The federal government spends about $1.5 billion a year on its National Nanotechnology Initiative, or NNI, a research and development effort launched in 2001. But Rejeski said the government is currently focused on assessing risk and less on avoiding risk from the beginning.
For his part, Hutchison points to a House bill that would strengthen environmental, health and safety research by requiring NNI to develop short- and long-term goals and gauge the funding needed to reach them.
"We haven't seen that investment yet," Hutchison said, "but we've seen the recognition that investment is important."
Not everyone is as convinced that green chemistry techniques can be applied effectively to nanotechnology, considering the number of unknowns that persist.
"We don't know what the toxicity issues are," said Roland Clift, president of the International Society for Industrial Ecology and a professor at the University of Surrey. "How can you apply the principles of green chemistry under a condition of ignorance?"
Bjorn Sanden, associate professor at Sweden's Chalmers University of Technology, said the challenges extend beyond nano-design because no one knows the fate of nanoparticles -- whether they biodegrade or how they interact with the environment.

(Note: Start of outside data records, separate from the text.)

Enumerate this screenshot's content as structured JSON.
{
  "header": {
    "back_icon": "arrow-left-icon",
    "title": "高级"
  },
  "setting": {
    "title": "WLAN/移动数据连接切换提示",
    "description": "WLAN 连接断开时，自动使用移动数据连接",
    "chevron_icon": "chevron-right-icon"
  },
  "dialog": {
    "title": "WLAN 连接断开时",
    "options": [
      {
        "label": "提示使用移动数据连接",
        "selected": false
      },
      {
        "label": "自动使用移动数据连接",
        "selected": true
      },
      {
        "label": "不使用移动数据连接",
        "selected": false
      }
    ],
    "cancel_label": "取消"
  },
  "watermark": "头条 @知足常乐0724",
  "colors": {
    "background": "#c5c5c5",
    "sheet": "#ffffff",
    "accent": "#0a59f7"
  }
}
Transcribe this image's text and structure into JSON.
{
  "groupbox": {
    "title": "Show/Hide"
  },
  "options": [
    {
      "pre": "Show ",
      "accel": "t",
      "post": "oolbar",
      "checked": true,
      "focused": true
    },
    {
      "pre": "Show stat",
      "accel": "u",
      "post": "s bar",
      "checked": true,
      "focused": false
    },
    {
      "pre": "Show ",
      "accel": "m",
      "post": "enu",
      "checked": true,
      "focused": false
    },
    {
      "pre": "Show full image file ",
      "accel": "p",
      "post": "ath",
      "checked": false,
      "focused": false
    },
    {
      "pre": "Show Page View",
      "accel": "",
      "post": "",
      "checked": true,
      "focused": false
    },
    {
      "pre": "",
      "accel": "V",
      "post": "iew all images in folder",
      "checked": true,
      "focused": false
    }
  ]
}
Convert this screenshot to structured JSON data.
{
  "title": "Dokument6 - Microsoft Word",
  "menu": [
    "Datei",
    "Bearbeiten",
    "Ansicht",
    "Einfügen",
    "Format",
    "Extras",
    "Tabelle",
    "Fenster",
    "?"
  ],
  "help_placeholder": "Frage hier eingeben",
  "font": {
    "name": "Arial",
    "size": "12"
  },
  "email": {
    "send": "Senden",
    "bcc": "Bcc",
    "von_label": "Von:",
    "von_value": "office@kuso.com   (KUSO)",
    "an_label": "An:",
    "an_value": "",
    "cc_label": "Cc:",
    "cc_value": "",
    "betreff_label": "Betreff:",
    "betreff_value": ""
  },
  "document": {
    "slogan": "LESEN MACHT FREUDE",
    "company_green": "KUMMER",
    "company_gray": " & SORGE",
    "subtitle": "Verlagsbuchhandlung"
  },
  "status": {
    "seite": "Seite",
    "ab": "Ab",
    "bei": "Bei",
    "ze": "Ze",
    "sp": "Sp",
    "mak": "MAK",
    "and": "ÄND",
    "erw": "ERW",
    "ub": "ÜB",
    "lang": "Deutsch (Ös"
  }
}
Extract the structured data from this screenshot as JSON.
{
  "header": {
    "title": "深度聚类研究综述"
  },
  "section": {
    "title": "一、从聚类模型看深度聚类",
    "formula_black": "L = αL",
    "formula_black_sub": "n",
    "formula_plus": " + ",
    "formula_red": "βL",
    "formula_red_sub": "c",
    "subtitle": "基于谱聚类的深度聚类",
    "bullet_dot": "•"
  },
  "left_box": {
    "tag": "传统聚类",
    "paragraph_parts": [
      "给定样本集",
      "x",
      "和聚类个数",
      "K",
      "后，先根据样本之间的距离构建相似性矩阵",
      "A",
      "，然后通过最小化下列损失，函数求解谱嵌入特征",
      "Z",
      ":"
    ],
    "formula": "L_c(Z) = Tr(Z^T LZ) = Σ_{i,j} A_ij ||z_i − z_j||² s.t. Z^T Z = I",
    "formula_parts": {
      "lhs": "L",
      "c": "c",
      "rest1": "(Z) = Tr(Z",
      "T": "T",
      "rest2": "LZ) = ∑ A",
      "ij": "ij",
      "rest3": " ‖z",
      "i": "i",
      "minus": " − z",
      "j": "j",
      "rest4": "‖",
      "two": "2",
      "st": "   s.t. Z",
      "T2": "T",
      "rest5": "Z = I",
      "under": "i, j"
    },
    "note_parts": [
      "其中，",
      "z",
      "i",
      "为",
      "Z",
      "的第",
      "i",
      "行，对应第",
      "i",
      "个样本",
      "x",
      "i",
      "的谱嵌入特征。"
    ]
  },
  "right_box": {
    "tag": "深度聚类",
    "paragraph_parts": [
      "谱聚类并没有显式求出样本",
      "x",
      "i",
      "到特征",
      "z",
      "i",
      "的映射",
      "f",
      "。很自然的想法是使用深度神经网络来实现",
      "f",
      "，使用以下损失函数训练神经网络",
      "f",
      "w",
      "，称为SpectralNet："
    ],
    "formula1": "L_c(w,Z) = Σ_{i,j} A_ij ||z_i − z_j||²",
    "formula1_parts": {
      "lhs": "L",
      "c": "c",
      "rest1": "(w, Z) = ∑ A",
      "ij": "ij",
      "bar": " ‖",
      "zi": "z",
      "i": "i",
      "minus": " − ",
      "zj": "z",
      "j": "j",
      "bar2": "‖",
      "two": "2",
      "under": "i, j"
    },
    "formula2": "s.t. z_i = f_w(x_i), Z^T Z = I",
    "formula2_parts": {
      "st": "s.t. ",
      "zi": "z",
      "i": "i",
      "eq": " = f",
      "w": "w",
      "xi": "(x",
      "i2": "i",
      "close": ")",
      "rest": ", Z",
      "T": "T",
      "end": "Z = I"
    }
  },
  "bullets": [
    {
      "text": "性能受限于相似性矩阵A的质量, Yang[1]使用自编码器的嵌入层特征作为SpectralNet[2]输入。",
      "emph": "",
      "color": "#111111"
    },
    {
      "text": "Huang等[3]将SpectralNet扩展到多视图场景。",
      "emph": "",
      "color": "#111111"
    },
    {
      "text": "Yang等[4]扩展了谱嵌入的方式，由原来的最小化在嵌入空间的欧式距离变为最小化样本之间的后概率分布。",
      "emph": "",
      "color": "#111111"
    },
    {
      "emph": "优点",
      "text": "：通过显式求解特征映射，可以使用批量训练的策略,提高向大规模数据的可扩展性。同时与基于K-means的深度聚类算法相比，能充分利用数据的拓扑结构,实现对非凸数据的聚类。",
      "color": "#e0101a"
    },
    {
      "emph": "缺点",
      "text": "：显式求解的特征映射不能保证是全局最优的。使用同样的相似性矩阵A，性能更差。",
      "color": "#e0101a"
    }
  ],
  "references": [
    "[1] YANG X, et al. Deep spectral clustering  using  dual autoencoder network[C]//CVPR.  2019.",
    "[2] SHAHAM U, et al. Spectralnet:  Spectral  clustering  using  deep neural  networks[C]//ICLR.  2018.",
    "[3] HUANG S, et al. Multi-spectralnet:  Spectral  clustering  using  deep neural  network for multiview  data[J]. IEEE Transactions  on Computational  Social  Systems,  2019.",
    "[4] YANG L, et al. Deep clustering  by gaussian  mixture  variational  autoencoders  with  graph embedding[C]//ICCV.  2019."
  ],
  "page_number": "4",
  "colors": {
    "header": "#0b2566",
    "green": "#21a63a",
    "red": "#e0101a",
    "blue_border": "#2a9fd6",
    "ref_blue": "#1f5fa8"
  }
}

"Even if you design the material to be environmentally benign, how do you know if you succeed?" Sanden asked. "Can you see all of the consequences down the road?"
To address those concerns, Oregon's initiative is focused on understanding how the structure of a nanomaterial affects its environmental or biological interactions.
To do that, researchers are examining the size, shape, composition and coating of various nanomaterials. So far, they have studied nine and surveyed hundreds more, Hutchison said. The goal is to develop a thorough understanding of each nanomaterial so it can be designed in a benign way.
Scientists also are looking for ways to design new materials to replace existing toxic ones.
"We still have a lot of work to do," Hutchison said. "Ultimately, we want design rules so you can design a material that has the function you want and is also green."
For green nanotech to really take off, companies will have to see an economic advantage in using a "greener" process, which is possible because that often means a more efficient process.
In academia, researchers have to take into account the economics of their materials and techniques, Hutchison said. Any process must perform better, cost less and be greener for the research to proceed.
"If we can't address those things, it could be a nice academic benefit, but it's not going to have an impact in the market," Hutchison said.
Many companies are also starting to recognize that green nanotechnology could be good for their bottom line, as well, Greenwood said. Most nano applications in energy, medicine and other advanced fields are still being developed in laboratories at universities and companies.
By contrast, simpler applications in consumer products are already being sold. There are more than 800 manufacturer-identified, nanotechnology-enabled items on the market, according to the Project on Emerging Nanotechnologies. And new nanotechnology consumer products are coming on the market at a rate of three to four per week.
Most producers of nanomaterials are considering the entire lifecycle of their technology, including managing waste streams that result from production, Greenwood said. That makes the idea of more efficient processes more appealing.
"If you can simplify," Greenwood said, "it's better."